There is a reattestbatch Lambda that is run every day that re-attests every record in the JSON file, updating Dynamo with new validation time or deleting recordds that fail attestation. (There is a grace period to prevent intermittent errors from removing actually valid records.)

Aside from the Lambdas, the browser retrieves the JSON file when a user visits the website.

We use a monotonic Rev field in our data model to prevent concurrency bugs. When we are making changes to a record in Dynamo, we use ConditionExpression: rev = :snapshotRev to ensure that the change fails if an update has been made to Dynamo since our last snapshot of the table.

Dynamo storage costs

Data storage costs
- $0.25/GB
- Each record is about 250B
- e.g. 4M records would be 1GB and $0.25/mo; 1k records $0.01/mo
httpapi Lambda adding/updating new records
- $0.000000625/write
- e.g. with 1000 new members per day, $0.02
Bulk process writing to all records:
- Update or delete every record once per day
- 30 days/mo * $0.000000625 * X records/day
- e.g. with a constant 1000 members with avg 5 domains each (updating 5000 records every day, 150,000 records every month), $0.09/mo
Reading all records once per day for bulk processing
- Read full table every day
- $0.000000125/read
- e.g. with a constant 1000 members with avg 5 domains each, (reading 5000 records every day, 150,000 records every month), $0.01/mo
Web reading records
- Assume the member list with all domains each member owns is on the homepage: a FULL TABLE READ for every visitor
- e.g. with 10x daily visitors as members: 10,000 visitors x 30 days = 300,000 requests, each request 5000 records for 1,500,000,000 records/mo: $6.25/mo
- $0.000000125/read
The costs don’t matter except for reading Dynamo data directly to the web. The smoothest transition is with streaming dynamo->lambda->s3 export.

Invalid state

I want to make invalid state unrepresentable as much as possible.

Unrepresentable invalid state:

Groups must all belong to the same owner. Mostly unrepresentable because the group ID contains the owner and all domains.

Representable invalid state

Group IDs are opaque to the database and must be enforced by the application.
A group that does not satisfy the business logic of domain validation.
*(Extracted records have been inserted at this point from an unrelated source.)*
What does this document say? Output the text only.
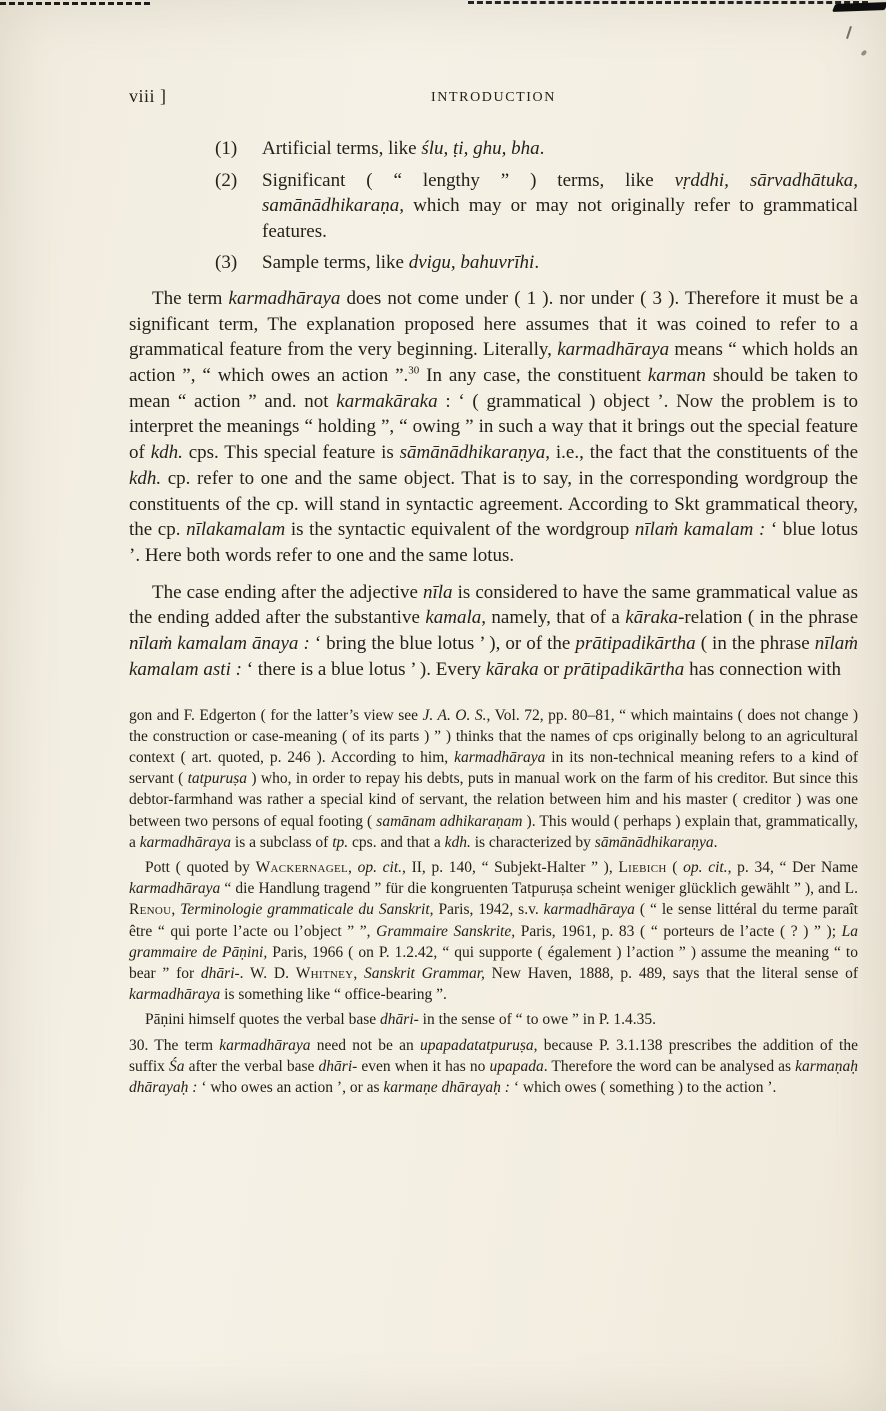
viii ]	INTRODUCTION
(1) Artificial terms, like ślu, ṭi, ghu, bha.
(2) Significant ( “ lengthy ” ) terms, like vṛddhi, sārvadhātuka, samānādhikaraṇa, which may or may not originally refer to grammatical features.
(3) Sample terms, like dvigu, bahuvrīhi.

The term karmadhāraya does not come under ( 1 ). nor under ( 3 ). Therefore it must be a significant term, The explanation proposed here assumes that it was coined to refer to a grammatical feature from the very beginning. Literally, karmadhāraya means “ which holds an action ”, “ which owes an action ”.$^{30}$ In any case, the constituent karman should be taken to mean “ action ” and. not karmakāraka : ‘ ( grammatical ) object ’. Now the problem is to interpret the meanings “ holding ”, “ owing ” in such a way that it brings out the special feature of kdh. cps. This special feature is sāmānādhikaraṇya, i.e., the fact that the constituents of the kdh. cp. refer to one and the same object. That is to say, in the corresponding wordgroup the constituents of the cp. will stand in syntactic agreement. According to Skt grammatical theory, the cp. nīlakamalam is the syntactic equivalent of the wordgroup nīlaṁ kamalam : ‘ blue lotus ’. Here both words refer to one and the same lotus.

The case ending after the adjective nīla is considered to have the same grammatical value as the ending added after the substantive kamala, namely, that of a kāraka-relation ( in the phrase nīlaṁ kamalam ānaya : ‘ bring the blue lotus ’ ), or of the prātipadikārtha ( in the phrase nīlaṁ kamalam asti : ‘ there is a blue lotus ’ ). Every kāraka or prātipadikārtha has connection with

gon and F. Edgerton ( for the latter’s view see J. A. O. S., Vol. 72, pp. 80–81, “ which maintains ( does not change ) the construction or case-meaning ( of its parts ) ” ) thinks that the names of cps originally belong to an agricultural context ( art. quoted, p. 246 ). According to him, karmadhāraya in its non-technical meaning refers to a kind of servant ( tatpuruṣa ) who, in order to repay his debts, puts in manual work on the farm of his creditor. But since this debtor-farmhand was rather a special kind of servant, the relation between him and his master ( creditor ) was one between two persons of equal footing ( samānam adhikaraṇam ). This would ( perhaps ) explain that, grammatically, a karmadhāraya is a subclass of tp. cps. and that a kdh. is characterized by sāmānādhikaraṇya.

Pott ( quoted by Wackernagel, op. cit., II, p. 140, “ Subjekt-Halter ” ), Liebich ( op. cit., p. 34, “ Der Name karmadhāraya “ die Handlung tragend ” für die kongruenten Tatpuruṣa scheint weniger glücklich gewählt ” ), and L. Renou, Terminologie grammaticale du Sanskrit, Paris, 1942, s.v. karmadhāraya ( “ le sense littéral du terme paraît être “ qui porte l’acte ou l’object ” ”, Grammaire Sanskrite, Paris, 1961, p. 83 ( “ porteurs de l’acte ( ? ) ” ); La grammaire de Pāṇini, Paris, 1966 ( on P. 1.2.42, “ qui supporte ( également ) l’action ” ) assume the meaning “ to bear ” for dhāri-. W. D. Whitney, Sanskrit Grammar, New Haven, 1888, p. 489, says that the literal sense of karmadhāraya is something like “ office-bearing ”.

Pāṇini himself quotes the verbal base dhāri- in the sense of “ to owe ” in P. 1.4.35.

30. The term karmadhāraya need not be an upapadatatpuruṣa, because P. 3.1.138 prescribes the addition of the suffix Śa after the verbal base dhāri- even when it has no upapada. Therefore the word can be analysed as karmaṇaḥ dhārayaḥ : ‘ who owes an action ’, or as karmaṇe dhārayaḥ : ‘ which owes ( something ) to the action ’.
E.g. a single domain DoubleFlip180 group.

DNS claims

Require a special TXT record _suns for each domain.

If the domain is example.com, look for _suns.example.com
If the domain is a.b.c.d.example.com, look for _suns.a.b.c.d.example.com
Each domain in a group must have the same TXT record set.
The contents of the TXT record is the group ID (see above).
Allow one CNAME hop. Allowing a CNAME lets users delegate control to another zone. Limit to one hop to keep verification deterministic. (Not sure if this is important?)
Expect one TXT record for every group that the domain is in.
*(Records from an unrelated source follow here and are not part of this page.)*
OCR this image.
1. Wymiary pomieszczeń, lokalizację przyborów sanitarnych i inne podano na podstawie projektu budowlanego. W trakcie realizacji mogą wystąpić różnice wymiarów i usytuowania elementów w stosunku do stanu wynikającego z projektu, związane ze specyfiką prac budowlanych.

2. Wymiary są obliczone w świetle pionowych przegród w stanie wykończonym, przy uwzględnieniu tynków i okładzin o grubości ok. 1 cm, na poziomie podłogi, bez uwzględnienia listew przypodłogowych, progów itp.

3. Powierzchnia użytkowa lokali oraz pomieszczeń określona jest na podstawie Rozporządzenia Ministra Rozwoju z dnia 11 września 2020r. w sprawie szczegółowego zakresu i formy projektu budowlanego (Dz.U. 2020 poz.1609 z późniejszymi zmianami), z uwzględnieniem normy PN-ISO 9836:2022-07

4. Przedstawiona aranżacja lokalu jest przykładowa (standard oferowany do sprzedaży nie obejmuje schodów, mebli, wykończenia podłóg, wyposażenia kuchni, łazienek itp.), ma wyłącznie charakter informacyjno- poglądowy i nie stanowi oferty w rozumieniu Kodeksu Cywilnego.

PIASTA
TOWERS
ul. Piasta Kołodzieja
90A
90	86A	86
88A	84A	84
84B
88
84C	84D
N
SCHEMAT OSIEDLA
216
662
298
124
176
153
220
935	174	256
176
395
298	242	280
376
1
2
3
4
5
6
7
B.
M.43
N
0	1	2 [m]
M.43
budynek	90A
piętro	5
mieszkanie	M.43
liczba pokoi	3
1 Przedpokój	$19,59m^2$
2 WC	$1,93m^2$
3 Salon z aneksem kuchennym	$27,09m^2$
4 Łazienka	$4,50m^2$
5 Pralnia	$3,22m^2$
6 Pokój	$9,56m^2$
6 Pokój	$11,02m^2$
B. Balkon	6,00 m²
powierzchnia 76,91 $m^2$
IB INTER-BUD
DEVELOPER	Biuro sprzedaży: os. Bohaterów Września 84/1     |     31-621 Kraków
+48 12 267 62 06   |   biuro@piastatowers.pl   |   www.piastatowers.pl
These records provide claims that the domain is part of the group, but they don’t verify the claims.

Consitency checking

Consistency checking confirms that

All domains in the group have valid DNS claims.
All domains in the group have a claim record with the group ID.
All DNS claims for all domains the group have the same owner.
- This is subtle: for every domain in the group, check that every claim for that domain has the same owner, even claims for other groups. Domains can be in more than one group, but cannot be owned by more than one owner.

Group validation

Group validation takes DNS claims which have been individually looked up and consistency checked, and validates that they make sense as a whole.

All domains are present in the group
The group doesn’t contain any spurious domains

Attestation

Attestation ties all of these together.

Receive input from users
Query DNS for claims
Consistency-check the claims
Validate the claims

Basically a “Lookup + Validate” flow.